Cecil Walter Hardy
Beaton, fotografo inglese,
padre del ritratto dell’alta società internazionale. Comincia a scattare
immagini in tenera età quando ancora frequenta la High School Harrow di Londra,
per poi proseguire al St John’s College di Cambridge. Il suo stile denota un volo pindarico nelle ispirazioni artistiche che
passano dal manierismo quasi vittoriano di prima istanza – Dafne du Maurier, su
tutti – alle pose “arrabbiate” del pittore Graham Sutherland e del poeta Auden.
Amante del buon gusto e grande snob, è
attratto dai personaggi famosi dei quali costruisce con cura i ritratti.

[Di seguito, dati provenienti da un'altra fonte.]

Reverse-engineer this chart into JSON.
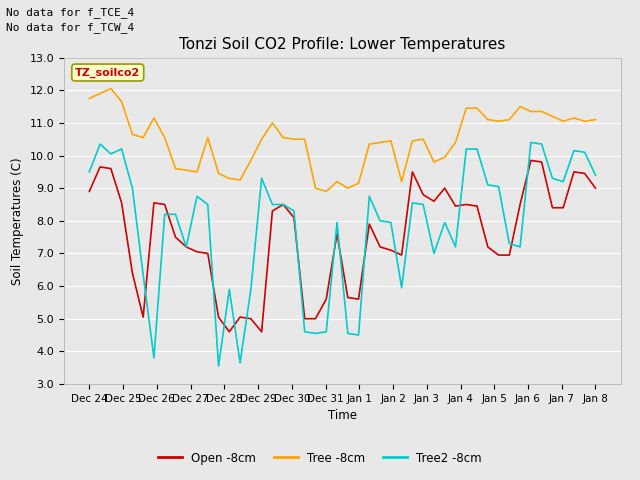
{
  "title": "Tonzi Soil CO2 Profile: Lower Temperatures",
  "ylabel": "Soil Temperatures (C)",
  "xlabel": "Time",
  "top_note1": "No data for f_TCE_4",
  "top_note2": "No data for f_TCW_4",
  "legend_label": "TZ_soilco2",
  "ylim": [
    3.0,
    13.0
  ],
  "yticks": [
    3.0,
    4.0,
    5.0,
    6.0,
    7.0,
    8.0,
    9.0,
    10.0,
    11.0,
    12.0,
    13.0
  ],
  "x_labels": [
    "Dec 24",
    "Dec 25",
    "Dec 26",
    "Dec 27",
    "Dec 28",
    "Dec 29",
    "Dec 30",
    "Dec 31",
    "Jan 1",
    "Jan 2",
    "Jan 3",
    "Jan 4",
    "Jan 5",
    "Jan 6",
    "Jan 7",
    "Jan 8"
  ],
  "bg_color": "#e8e8e8",
  "grid_color": "#ffffff",
  "fig_color": "#e8e8e8",
  "open_color": "#cc0000",
  "tree_color": "#ffa500",
  "tree2_color": "#00cccc",
  "open_label": "Open -8cm",
  "tree_label": "Tree -8cm",
  "tree2_label": "Tree2 -8cm",
  "open_data": [
    8.9,
    9.65,
    9.6,
    8.55,
    6.4,
    5.05,
    8.55,
    8.5,
    7.5,
    7.2,
    7.05,
    7.0,
    5.05,
    4.6,
    5.05,
    5.0,
    4.6,
    8.3,
    8.5,
    8.1,
    5.0,
    5.0,
    5.6,
    7.6,
    5.65,
    5.6,
    7.9,
    7.2,
    7.1,
    6.95,
    9.5,
    8.8,
    8.6,
    9.0,
    8.45,
    8.5,
    8.45,
    7.2,
    6.95,
    6.95,
    8.5,
    9.85,
    9.8,
    8.4,
    8.4,
    9.5,
    9.45,
    9.0
  ],
  "tree_data": [
    11.75,
    11.9,
    12.05,
    11.65,
    10.65,
    10.55,
    11.15,
    10.55,
    9.6,
    9.55,
    9.5,
    10.55,
    9.45,
    9.3,
    9.25,
    9.85,
    10.5,
    11.0,
    10.55,
    10.5,
    10.5,
    9.0,
    8.9,
    9.2,
    9.0,
    9.15,
    10.35,
    10.4,
    10.45,
    9.2,
    10.45,
    10.5,
    9.8,
    9.95,
    10.4,
    11.45,
    11.45,
    11.1,
    11.05,
    11.1,
    11.5,
    11.35,
    11.35,
    11.2,
    11.05,
    11.15,
    11.05,
    11.1
  ],
  "tree2_data": [
    9.5,
    10.35,
    10.05,
    10.2,
    9.0,
    6.35,
    3.8,
    8.2,
    8.2,
    7.2,
    8.75,
    8.5,
    3.55,
    5.9,
    3.65,
    5.9,
    9.3,
    8.5,
    8.5,
    8.3,
    4.6,
    4.55,
    4.6,
    7.95,
    4.55,
    4.5,
    8.75,
    8.0,
    7.95,
    5.95,
    8.55,
    8.5,
    7.0,
    7.95,
    7.2,
    10.2,
    10.2,
    9.1,
    9.05,
    7.3,
    7.2,
    10.4,
    10.35,
    9.3,
    9.2,
    10.15,
    10.1,
    9.4
  ]
}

Per decenni in Inghilterra ricopre il ruolo di fotografo ufficiale di corte, contribuendo a creare l’immagine di Mary,
la regina madre, e di Elisabetta II. Nel frattempo, negli anni ’30, già celebre per i servizi di moda apparsi su Vogue,
conosce e conquista Hollywood: infinita è la serie di divi e divine che
hanno posato davanti al suo obiettivo per Vanity Fair. Tra questi, Buster Keaton, Gary Cooper, Lillian Gish,
Vivien Leigh, Norma Shearer, Johnny Weissmuller, Marlene Dietrich, Marlon
Brando, Audrey Hepburn, Frank Sinatra e il suo clan, Marilyn Monroe e,
soprattutto, Greta Garbo. Come da
lui stesso affermato, l’unica sua grande passione femminile, tanto da
chiederle, invano, nel 1946, di sposarlo. Negli anni ’40, Beaton, che ha fatto
della frivolezza e della raffinatezza i caposaldi della sua vita artistica e
personale, viene chiamato alle armi: dapprima, gli viene chiesto di scattare le fotografie ufficiali della regina da
mandare alle truppe e, poi, di ritrarre Winston Churchill alla scrivania
ordinatissima, sigaro in bocca e sguardo sornione. Quasi inconsapevolmente, attraverso la sua arte figurativa, ha
contribuito a una presa di posizione dell’America nell’ambito del secondo
conflitto mondiale: la sua immagine di una bambina londinese, ferita
durante un bombardamento e ricoverata in ospedale, viene pubblicata sulla
copertina di Life, smuovendo le truppe americane all’entrata in guerra alla
volta della Liberazione. Numerosi e
celeberrimi i suoi lavori messi a punto durante il periodo bellico: dalla
metropolitana di Londra, divenuta rifugio antiaereo, alla documentazione dei
combattimenti in Nord Africa e Estremo Oriente quale inviato del ministero
dell’Informazione. Finito il conflitto, Beaton
può tornare al suo tanto adorato mondo internazionale e alla sua passione per
l’arte figurativa, che ora declina anche nel cinema e nel teatro, ricoprendo il
ruolo di costumista: Anna Karenina
nel 1947 con Vivien Leigh; My fair lady
a Broadway nel 1956 e, successivamente, l’omonimo film con Audrey Hepburn; Gigi nel 1957. Nominato baronetto nel
1972, realizza il suo ultimo servizio per Vogue sulle collezioni di moda
dell’autunno 1979. Deciso a non fermarsi mai, Beaton ha sempre eseguito il suo lavoro con piglio e garbatezza,
mettendo in luce gli aspetti più veritieri della realtà, colorandoli però
di una dolce sfumatura, con la quale edulcorarli alla visione del grande
pubblico. Le sue immagini rivelano una
bellezza tutta particolare, parlano e dicono, coinvolgendo lo spettatore in una
visione d’insieme e di dettaglio, di denuncia e di affermazione. Nessun
dettaglio è lasciato al caso, ogni cosa
ha motivo d’essere e d’esistere nel suo quadro d’insieme fotografico. Come affermava Truman Capote “è la straordinaria intelligenza visiva che
permea le sue fotografie ciò che rende l’opera di Beaton unica. Gli storici del
prossimo secolo gli saranno ancora più grati e riconoscenti di noi”. Un
talento visionario, il suo, che ha trovato una valida corrispondenza in una
resa formale pulita e priva di ostentazioni: Beaton rappresenta la realtà, così come è, senza filtri visuali o
metaforici. Il fenomeno viene colto nella sua essenza emozionale e come tale
restituito allo spettatore, che può sentirne tutta la carica valoriale, vivendo
in prima persona, anche a distanza di tempo, l’istante del momento. Perché,
come affermava lo stesso Beaton, quello che conta nella vita è osare, essere
differenti e, soprattutto, non essere mai pratici. In altre parole, lottare
contro ciò che è ordinario: le routine, infatti, pur avendo predestinate
finalità, sono le nemiche assolute della grande arte.